Économie

Pendant le confinement, et si vous pensiez à la bière artisanale et locale ?

Bière - Pinte de bière craft

Durant le confinement, il est possible de soutenir les artisans et commerçants locaux, même dans la bière. Brasseries et cavistes n’attendent que de vous faire découvrir leurs produits et se démènent pour maintenir leur activité malgré les fortes restrictions.

Ces jours-ci, le Paris Beer Festival – nouveau nom donné à la Paris Beer Week, la semaine dédiée à la bière artisanale dans la capitale – aurait dû battre son plein, avec des activations dans les brasseries et les bars avant un salon. Situation sanitaire oblige, cette caisse de résonance pour le secteur a laissé place à une carte interactive pour permettre aux internautes d’identifier les moyens de se procurer de la craft, et de soutenir des entrepreneurs qui souffrent de l’arrêt du circuit CHR et du ralentissement des cavistes. Pauline Paramo, responsable de la communication du Paris Beer Club, l’association organisatrice (270 membres), nous en dit plus.

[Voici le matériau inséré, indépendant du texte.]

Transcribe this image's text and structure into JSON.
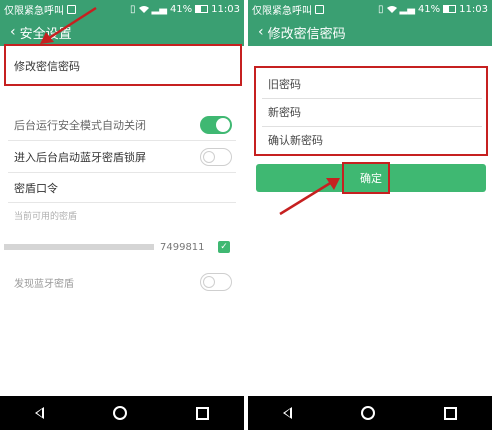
{
  "status_bar": {
    "carrier": "仅限紧急呼叫",
    "battery": "41%",
    "time": "11:03"
  },
  "left_screen": {
    "title": "安全设置",
    "change_password": "修改密信密码",
    "rows": [
      {
        "label": "后台运行安全模式自动关闭",
        "toggle": "on"
      },
      {
        "label": "进入后台启动蓝牙密盾锁屏",
        "toggle": "off"
      },
      {
        "label": "密盾口令"
      },
      {
        "label": "当前可用的密盾"
      },
      {
        "label": "7499811",
        "checked": true
      },
      {
        "label": "发现蓝牙密盾",
        "toggle": "off"
      }
    ]
  },
  "right_screen": {
    "title": "修改密信密码",
    "old_password_placeholder": "旧密码",
    "new_password_placeholder": "新密码",
    "confirm_password_placeholder": "确认新密码",
    "confirm_button": "确定"
  },
  "colors": {
    "header_green": "#3a9f72",
    "toggle_green": "#3fb872",
    "annotation_red": "#c62020"
  },
  "icons": {
    "back": "chevron-left-icon",
    "nav_back": "triangle-back-icon",
    "nav_home": "circle-home-icon",
    "nav_recent": "square-recent-icon"
  }
}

Pourquoi avez-vous lancé cette idée d’une carte interactive ?

L’idée a germé il y a trois semaines à l’origine pour un post Facebook où nous voulions faire une liste non-exhaustive des microbrasseries, caves et bars à bières qui continuaient, malgré les complications de la période, une activité de distribution et de vente auprès du grand public. Très vite, la liste s’est rallongée et, dans la continuité de ce post, l’idée de la carte est alors apparue comme une évidence. L’objectif est donc double : d’un côté, soutenir à notre échelle les acteurs de la filière brassicole artisanale et indépendante lourdement touchés par la crise sanitaire qui remet en cause leur activité de distribution en faisant connaître leur alternatives et surtout leurs produits; de l’autre, donner un petit coup de pouce aux amateurs de bières qui souhaitent consommer local, de qualité, en solidarité aux artisans.

“Certaines brasseries ont perdu 80% de leur chiffre d’affaires”

Quelles sont les préoccupations des brasseurs ?

Côté professionnels, aujourd’hui, les préoccupations principales proviennent des brasseries quant à la reprise de l’activité dans le secteur CHR, aux bières stockées dans les bars… La bière étant un produit vivant, elle ne va pas forcément bien vieillir passées plusieurs semaines. Depuis le début du confinement, certaines brasseries ont perdu environ 80 % voir plus de leur chiffre d’affaires habituel. Elles ont donc dû trouver des solutions côté distribution. Certaines parlent aujourd’hui de se « réinventer » et l’urgence de la solution ne leur a pas non plus permis de réfléchir à la durabilité de ces alternatives. Par exemple, la livraison aux particuliers est une solution temporaire qui n’est pas viable financièrement pour la plupart des microbrasseries. D’autres questions se posent également, en amont, sur la production : « faut-il-conditionner les bières qui viennent de sortir des fermenteurs ? », « Combien de fûts et de bouteilles à préparer ? », « Quand auront-ils de nouveau des commandes ? »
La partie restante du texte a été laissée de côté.